Alps could lose nearly half its snow due to climate change, report warns

Skiers in the European Alps are likely to face increasingly bare slopes by the end of the century due to climate change, a report has warned.

A new study by German and Swiss scientists found that there could be 42 per cent fewer snow days a year if greenhouse gases go unchecked.

The study, first reported in The Times newspaper, examined open source maps of downhill pistes and modelled how snow cover could change by 2071-2100 under three possible scenarios of future emissions. 

The model predicted that the Australian Alps are expected to be the worst hit, with a 78 per cent fall in snow cover days, while the European Alps face a projected 42 per cent decline. 

That would mean 80 fewer snow cover days annually, leaving just 137 a year on average.

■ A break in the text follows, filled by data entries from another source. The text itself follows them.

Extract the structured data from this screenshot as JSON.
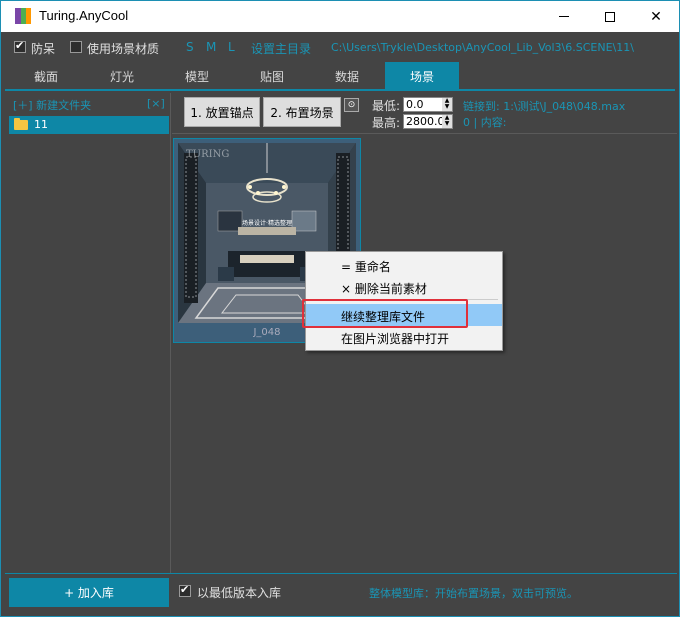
{
  "window": {
    "title": "Turing.AnyCool",
    "min_label": "—",
    "max_label": "☐",
    "close_label": "✕"
  },
  "options": {
    "anti_stupid": {
      "label": "防呆",
      "checked": true
    },
    "use_scene_material": {
      "label": "使用场景材质",
      "checked": false
    },
    "sizes": [
      "S",
      "M",
      "L"
    ],
    "set_main_dir": "设置主目录",
    "path": "C:\\Users\\Trykle\\Desktop\\AnyCool_Lib_Vol3\\6.SCENE\\11\\"
  },
  "tabs": [
    {
      "label": "截面",
      "active": false
    },
    {
      "label": "灯光",
      "active": false
    },
    {
      "label": "模型",
      "active": false
    },
    {
      "label": "贴图",
      "active": false
    },
    {
      "label": "数据",
      "active": false
    },
    {
      "label": "场景",
      "active": true
    }
  ],
  "left_panel": {
    "new_folder": "[＋] 新建文件夹",
    "collapse": "[×]",
    "folders": [
      {
        "label": "11"
      }
    ]
  },
  "toolbar": {
    "place_anchor": "1. 放置锚点",
    "arrange_scene": "2. 布置场景",
    "small_icon": "⊙",
    "min_label": "最低:",
    "min_value": "0.0",
    "max_label": "最高:",
    "max_value": "2800.0",
    "link_to": "链接到: 1:\\测试\\J_048\\048.max",
    "content_info": "0 | 内容:"
  },
  "thumbnail": {
    "caption": "J_048",
    "watermark": "TURING",
    "sign_text": "场景设计·精选整理"
  },
  "context_menu": {
    "items": [
      {
        "label": "= 重命名",
        "highlighted": false
      },
      {
        "label": "× 删除当前素材",
        "highlighted": false
      },
      {
        "label": "继续整理库文件",
        "highlighted": true
      },
      {
        "label": "在图片浏览器中打开",
        "highlighted": false
      }
    ]
  },
  "bottom": {
    "add_to_lib": "+ 加入库",
    "lowest_version": {
      "label": "以最低版本入库",
      "checked": true
    },
    "status": "整体模型库：开始布置场景，双击可预览。"
  },
  "colors": {
    "accent": "#0e87a6",
    "link": "#1a95b5",
    "background": "#444444",
    "highlight_frame": "#e0303a",
    "menu_highlight": "#91c9f7"
  }
}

“Our results clearly show a negative feedback loop of human actions leading to a rapidly changing world, in the form of natural snow loss in current ski areas," Veronika Mitterwallner, of the University of Bayreuth, which led the research, told the paper.

The team said it was the first study to take a global look at how snow cover will change in many places popular with skiers.

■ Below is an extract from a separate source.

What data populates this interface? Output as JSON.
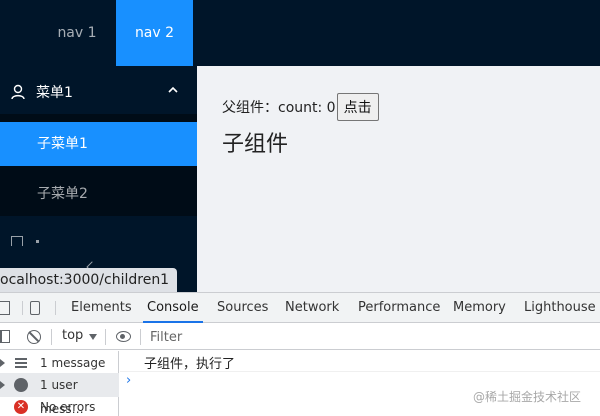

Under the highest emissions considered in the study - where global temperatures rise by 3.6C by 2100 -  13 per cent of ski areas worldwide would lose all their annual snow days by the end of the century.

The study, published in the journal Plos One, said skiable areas would increasingly only be found at the highest elevations.

Last month, a Swiss ski resort, Dent-de-Vaulion in the Jura Mountains, reported being left deserted after unusually mild weather melted snow on the slopes.

Switzerland, a major ski destination, is warming at about twice the global average rate partly because its mountains trap heat, the United Nations Intergovernmental Panel on Climate Change said in a report.

January was exceptionally warm, with temperatures hovering more than 2C above the average between 1990 and 2020, said MeteoSwiss, the country's federal office for meteorology and climatology.

"We are beating records so often that it doesn't feel extraordinary anymore when it actually is," said Christophe Salamin, a meteorologist at MeteoSwiss.